Author:Gene Weingarten
Language: eng
Format: mobi, epub
Publisher: Simon & Schuster
Published: 2010-10-16T21:00:00+00:00


Life is possible only with illusions. And so, the question for the science of mental health must become an absolutely new and revolutionary one, yet one that reflects the essence of the human condition: On what level of illusion does one live?

—Ernest Becker, The Denial of Death

IF THERE WAS anxiety, it was not apparent on the faces of the people on this double-decker commuter train that brings workers into Madrid from the blue-collar northeastern suburbs. People dressed for work sat quietly, in that state of swaying, hypnotic detachment familiar to subway riders everywhere. Some glanced at the time and temperature, which flashes continually in these trains on a dot-video display. But no one seemed to be noticing a large hiker’s knapsack, left unattended. It was getting stares only from me, and only I bothered to nudge awake a dozing man across the aisle, to ask if it was his. It was.

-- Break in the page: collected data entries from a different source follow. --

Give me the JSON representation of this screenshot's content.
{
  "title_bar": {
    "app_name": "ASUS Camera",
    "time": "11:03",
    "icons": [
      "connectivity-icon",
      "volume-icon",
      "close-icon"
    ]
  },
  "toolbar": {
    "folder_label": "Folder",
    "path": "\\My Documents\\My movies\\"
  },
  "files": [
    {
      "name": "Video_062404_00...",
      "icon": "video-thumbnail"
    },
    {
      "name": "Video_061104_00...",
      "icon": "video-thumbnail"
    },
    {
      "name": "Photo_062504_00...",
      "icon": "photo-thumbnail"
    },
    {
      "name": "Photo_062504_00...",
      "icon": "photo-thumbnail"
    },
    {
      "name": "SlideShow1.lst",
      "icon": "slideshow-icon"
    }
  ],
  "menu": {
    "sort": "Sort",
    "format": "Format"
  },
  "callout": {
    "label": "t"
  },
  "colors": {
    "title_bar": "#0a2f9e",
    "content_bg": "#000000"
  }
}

Of course, most of these people had ridden here fifty times since the day that this very train—same destination, same time of day—exploded. That was ten weeks before, March 11, one of four bombings that occurred almost simultaneously, in different rush-hour trains, along the forty-minute commuter line. The instruments of destruction were backpacks detonated by cell phone. Al Qaeda masterminded it; Spain was said to be a target because of its cooperation in the war in Iraq.

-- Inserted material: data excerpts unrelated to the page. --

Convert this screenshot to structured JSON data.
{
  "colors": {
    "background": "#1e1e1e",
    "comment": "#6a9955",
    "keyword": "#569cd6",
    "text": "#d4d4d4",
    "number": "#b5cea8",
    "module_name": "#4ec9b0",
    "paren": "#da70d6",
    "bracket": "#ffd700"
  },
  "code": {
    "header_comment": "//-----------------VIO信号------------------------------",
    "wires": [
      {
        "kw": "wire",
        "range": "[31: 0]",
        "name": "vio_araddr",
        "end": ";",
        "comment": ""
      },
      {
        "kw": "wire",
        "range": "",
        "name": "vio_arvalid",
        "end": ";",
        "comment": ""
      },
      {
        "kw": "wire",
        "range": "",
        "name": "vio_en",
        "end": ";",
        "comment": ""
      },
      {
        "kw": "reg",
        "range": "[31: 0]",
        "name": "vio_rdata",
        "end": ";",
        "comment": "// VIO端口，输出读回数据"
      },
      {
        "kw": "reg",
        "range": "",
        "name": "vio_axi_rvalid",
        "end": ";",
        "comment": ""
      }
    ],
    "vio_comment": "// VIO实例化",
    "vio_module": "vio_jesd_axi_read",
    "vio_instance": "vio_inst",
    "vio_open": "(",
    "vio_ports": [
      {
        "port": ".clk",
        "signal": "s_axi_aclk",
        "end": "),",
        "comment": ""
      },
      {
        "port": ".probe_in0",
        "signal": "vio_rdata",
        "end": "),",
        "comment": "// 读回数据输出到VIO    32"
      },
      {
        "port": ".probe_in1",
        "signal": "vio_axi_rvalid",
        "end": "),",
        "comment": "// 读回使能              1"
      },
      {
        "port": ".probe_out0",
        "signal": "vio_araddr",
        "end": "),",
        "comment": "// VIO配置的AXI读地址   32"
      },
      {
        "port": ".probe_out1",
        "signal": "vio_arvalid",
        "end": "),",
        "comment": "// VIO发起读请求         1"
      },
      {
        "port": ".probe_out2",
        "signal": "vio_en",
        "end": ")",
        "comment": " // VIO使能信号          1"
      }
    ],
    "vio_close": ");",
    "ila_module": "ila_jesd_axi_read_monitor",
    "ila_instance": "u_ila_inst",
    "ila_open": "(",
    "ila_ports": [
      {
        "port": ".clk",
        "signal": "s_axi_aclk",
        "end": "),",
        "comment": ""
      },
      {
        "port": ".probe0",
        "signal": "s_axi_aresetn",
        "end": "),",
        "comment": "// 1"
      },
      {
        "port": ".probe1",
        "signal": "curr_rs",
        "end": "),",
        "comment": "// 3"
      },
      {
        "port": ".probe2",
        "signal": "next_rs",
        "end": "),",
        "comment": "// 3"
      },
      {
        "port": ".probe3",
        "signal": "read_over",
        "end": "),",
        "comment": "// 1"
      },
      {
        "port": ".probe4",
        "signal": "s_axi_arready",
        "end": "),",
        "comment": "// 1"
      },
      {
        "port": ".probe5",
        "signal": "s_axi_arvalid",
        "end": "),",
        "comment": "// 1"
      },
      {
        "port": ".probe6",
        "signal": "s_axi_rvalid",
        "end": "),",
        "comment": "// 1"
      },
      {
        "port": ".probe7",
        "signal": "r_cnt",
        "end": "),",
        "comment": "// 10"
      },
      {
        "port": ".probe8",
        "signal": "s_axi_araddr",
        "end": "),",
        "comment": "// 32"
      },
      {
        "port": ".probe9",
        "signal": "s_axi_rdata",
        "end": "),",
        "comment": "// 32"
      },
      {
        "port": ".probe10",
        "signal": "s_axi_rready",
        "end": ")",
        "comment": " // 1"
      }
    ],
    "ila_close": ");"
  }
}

This train took the worst hit, multiple bombs detonating a minute before it was to roll into the giant Atocha station—Madrid’s version of Grand Central. Dozens of people died in unspeakable ways. When some survivors tried to describe for TV crews what they had witnessed, they began, but fell grimly silent.

On this day, on this train ten weeks later, there was nothing. Soldiers with assault rifles had been very much in evidence at the park-and-ride suburban station of Alcalá de Henares, where I had boarded. Alcalá was where most of the terrorists were thought to have entered the system with their deadly cargo.

But the train itself held only commuters, staring blankly ahead as they passed through gray industrial parks, clotheslined shantytowns with rusted corrugated-metal roofs, and the familiar New York–style graffiti that turned rocks into gaily spray-painted monogrammed pastel pillows. For many people on 3/11, this was the last sight they ever saw.

The train I was on was now standing room only. As we neared Atocha and the display time hit 7:39—the moment of the bombing—I approached a small, trim woman in her forties and asked her if she was nervous. Celia Alves, a secretary, was headed for work. Nervous? She shrugged no, and nodded disgustedly toward the newspaper I was carrying. It was that day’s El Pais; I had picked it up at the station but hadn’t yet looked at it.

“Obtuvieron lo que desearon,” she said. They got what they wanted.

This was May 25. The headline read “Los Últimos de Irak.” It reported that the final group of Spanish advisers had returned from Iraq. The troops had been ordered home by Spain’s new antiwar government, elected in a backlash after the bombings.